Гельмия вздрогнула. Она никогда не слышала огненную птицу. Ледяные сородичи молчали, как снег, а тут – такая яркость, такой шум.
– Я коллекционирую то, что исчезает, – ответила она тихо, но Соларис услышал.
Огненная птица заинтересовалась. Он спрыгнул со скалы и сделал шаг вперёд – песок под его когтями зашипел.
– Почему?
– Потому что это красиво. – Гельмия расправила крылья, и с них посыпались ледяные иглы. – Ты же не собираешь своё пламя.
Соларис фыркнул:
– Моё пламя никогда не гаснет.
– А мои льдинки – да.
Они замолчали.

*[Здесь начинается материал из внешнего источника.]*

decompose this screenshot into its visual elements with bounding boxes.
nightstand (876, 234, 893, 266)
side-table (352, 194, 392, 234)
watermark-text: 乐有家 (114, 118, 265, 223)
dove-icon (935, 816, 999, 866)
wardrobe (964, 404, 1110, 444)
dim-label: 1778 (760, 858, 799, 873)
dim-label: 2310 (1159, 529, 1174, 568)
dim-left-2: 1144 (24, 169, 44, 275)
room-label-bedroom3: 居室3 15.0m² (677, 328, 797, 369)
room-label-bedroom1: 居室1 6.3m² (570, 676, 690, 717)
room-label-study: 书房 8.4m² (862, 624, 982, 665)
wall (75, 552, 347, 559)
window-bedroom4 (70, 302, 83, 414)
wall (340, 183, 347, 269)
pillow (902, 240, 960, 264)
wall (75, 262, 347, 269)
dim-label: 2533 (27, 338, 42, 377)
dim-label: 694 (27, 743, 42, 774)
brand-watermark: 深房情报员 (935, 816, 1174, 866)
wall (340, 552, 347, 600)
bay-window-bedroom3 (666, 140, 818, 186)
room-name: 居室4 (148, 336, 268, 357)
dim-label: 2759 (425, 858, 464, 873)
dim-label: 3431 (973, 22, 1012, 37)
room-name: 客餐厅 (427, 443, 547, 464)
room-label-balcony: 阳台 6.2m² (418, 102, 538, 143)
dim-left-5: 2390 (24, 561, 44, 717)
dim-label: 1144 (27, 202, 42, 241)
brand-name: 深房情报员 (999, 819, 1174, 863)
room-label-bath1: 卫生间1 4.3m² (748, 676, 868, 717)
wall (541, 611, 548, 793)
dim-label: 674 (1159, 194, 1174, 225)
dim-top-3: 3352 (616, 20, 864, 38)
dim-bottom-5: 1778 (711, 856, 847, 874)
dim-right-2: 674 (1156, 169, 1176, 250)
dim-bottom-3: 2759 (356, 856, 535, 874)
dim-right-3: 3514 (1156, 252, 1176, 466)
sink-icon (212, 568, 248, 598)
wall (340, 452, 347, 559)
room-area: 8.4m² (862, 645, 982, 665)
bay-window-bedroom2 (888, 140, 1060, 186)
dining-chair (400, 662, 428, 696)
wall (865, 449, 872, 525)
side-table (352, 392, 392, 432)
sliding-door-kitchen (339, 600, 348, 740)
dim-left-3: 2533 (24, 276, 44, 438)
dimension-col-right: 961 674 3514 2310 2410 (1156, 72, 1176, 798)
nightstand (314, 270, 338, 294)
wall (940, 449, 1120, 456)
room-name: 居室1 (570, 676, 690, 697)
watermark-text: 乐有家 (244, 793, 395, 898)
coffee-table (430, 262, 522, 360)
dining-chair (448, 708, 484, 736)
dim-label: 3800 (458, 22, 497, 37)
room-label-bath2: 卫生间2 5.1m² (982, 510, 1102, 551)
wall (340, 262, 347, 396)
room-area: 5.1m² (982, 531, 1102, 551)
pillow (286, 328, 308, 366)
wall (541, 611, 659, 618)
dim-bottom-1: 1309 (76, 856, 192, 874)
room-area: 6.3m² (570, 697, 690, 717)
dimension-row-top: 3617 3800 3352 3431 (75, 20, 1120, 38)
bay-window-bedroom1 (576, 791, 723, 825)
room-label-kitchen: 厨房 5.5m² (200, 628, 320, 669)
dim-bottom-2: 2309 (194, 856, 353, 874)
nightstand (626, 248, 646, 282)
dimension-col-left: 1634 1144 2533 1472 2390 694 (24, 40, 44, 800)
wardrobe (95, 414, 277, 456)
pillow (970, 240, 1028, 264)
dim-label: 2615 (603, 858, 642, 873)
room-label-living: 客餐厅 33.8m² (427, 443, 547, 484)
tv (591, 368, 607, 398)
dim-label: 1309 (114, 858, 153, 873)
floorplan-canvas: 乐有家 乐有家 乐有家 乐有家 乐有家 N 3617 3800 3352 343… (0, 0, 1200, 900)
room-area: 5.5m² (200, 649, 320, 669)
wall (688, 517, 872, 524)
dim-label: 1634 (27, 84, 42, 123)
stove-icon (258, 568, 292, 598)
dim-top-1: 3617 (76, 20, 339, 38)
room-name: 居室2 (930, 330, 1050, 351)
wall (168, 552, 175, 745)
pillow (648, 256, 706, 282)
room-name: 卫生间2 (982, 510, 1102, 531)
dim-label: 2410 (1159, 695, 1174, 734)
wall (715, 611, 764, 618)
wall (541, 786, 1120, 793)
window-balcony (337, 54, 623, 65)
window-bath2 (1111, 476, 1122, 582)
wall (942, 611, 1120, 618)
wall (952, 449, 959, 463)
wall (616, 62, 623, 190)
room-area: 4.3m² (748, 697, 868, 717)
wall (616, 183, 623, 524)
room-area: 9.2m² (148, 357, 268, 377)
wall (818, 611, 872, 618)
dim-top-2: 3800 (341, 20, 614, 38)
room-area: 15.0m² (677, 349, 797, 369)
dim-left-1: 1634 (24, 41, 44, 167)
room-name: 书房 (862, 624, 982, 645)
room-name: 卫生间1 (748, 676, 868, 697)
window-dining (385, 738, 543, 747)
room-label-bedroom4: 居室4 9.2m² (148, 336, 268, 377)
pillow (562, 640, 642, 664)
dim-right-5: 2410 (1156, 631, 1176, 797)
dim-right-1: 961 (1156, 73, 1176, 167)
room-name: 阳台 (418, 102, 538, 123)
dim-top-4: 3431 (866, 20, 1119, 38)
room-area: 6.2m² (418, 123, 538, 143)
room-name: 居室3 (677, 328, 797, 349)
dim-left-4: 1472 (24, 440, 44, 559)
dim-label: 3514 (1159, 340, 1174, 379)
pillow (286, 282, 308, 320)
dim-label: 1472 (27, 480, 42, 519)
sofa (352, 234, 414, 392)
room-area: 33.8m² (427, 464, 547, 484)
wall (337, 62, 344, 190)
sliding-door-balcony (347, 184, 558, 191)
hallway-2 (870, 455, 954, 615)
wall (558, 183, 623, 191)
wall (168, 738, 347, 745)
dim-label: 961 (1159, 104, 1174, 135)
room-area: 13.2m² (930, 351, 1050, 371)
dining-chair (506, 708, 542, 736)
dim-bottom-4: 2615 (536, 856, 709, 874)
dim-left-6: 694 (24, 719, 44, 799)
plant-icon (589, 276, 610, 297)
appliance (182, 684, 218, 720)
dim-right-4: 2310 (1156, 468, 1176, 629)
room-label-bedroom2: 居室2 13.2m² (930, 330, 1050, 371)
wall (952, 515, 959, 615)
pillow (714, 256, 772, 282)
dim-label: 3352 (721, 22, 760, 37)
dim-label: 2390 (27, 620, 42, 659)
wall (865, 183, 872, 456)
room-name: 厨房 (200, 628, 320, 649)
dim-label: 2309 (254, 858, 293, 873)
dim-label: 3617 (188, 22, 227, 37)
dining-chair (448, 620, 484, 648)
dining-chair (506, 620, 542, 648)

Над ними, в месте, где их дыхание смешивалось, закрутилась радуга.
С тех пор они встречались каждый рассвет. Гельмия приносила ледяные фигурки – вырезанные клювом узоры, которые таяли за минуту. Соларис ловил их в воздухе, и пар обволакивал его, как дым.
– Смотри! – кричала огненная птица и взмывала вверх, оставляя за собой спирали золотого пара.
Гельмия смеялась – её смех звучал, как треск ломающегося льда. Она повторяла движения, но её полёт был лёгким, порывистым, будто её несло ветром.
Иногда они касались друг друга.
– Осторожно! – шептала Гельмия, когда Соларис протягивал к ней крыло.
– Не бойся, – отвечала тот, но ледяные перья шипели от его прикосновения.
И всё же Гельмия не улетала. Ей нравилось, как её холод сдерживает пламя, а Соларис обожал, как лёд трещит под его теплом.
Однажды Соларис спросил:
– Тебе не холодно?
Гельмия наклонила голову:
– Я лёд. Мне не бывает холодно.
– Но ты дрожишь.
– Это от ветра.
Соларис не поверил. Он видел, как Гельмия съёживается, когда порывы становятся сильнее.
– Я могу согреть тебя, – предложил он и придвинулся ближе.
Гельмия отпрыгнула:
– Нет!
Огненная птица замерла.
– Почему?
– Потому что… – Гельмия посмотрела на своё перо, где уже оставался чёрный след от их случайного касания. – Ты обжигаешь.
Соларис надулся:
– Ты просто не привыкла. Давай попробуем ещё раз – аккуратнее.
Гельмия не ответила. Она расправила крылья и улетела, оставив за собой лишь испаряющийся след.
А Соларис смотрел ей вслед и думал:
«Она просто боится. Но я научу её не бояться».
Гельмия не прилетала три дня. Соларис ждал. Сначала он стучал когтями по базальту, высекая искры. Потом метался вдоль границы, оставляя на снегу опалённые следы. К вечеру третьего дня его перья полыхали яростнее – он разозлился.
«Почему она не приходит? Разве я сделал что-то не так?»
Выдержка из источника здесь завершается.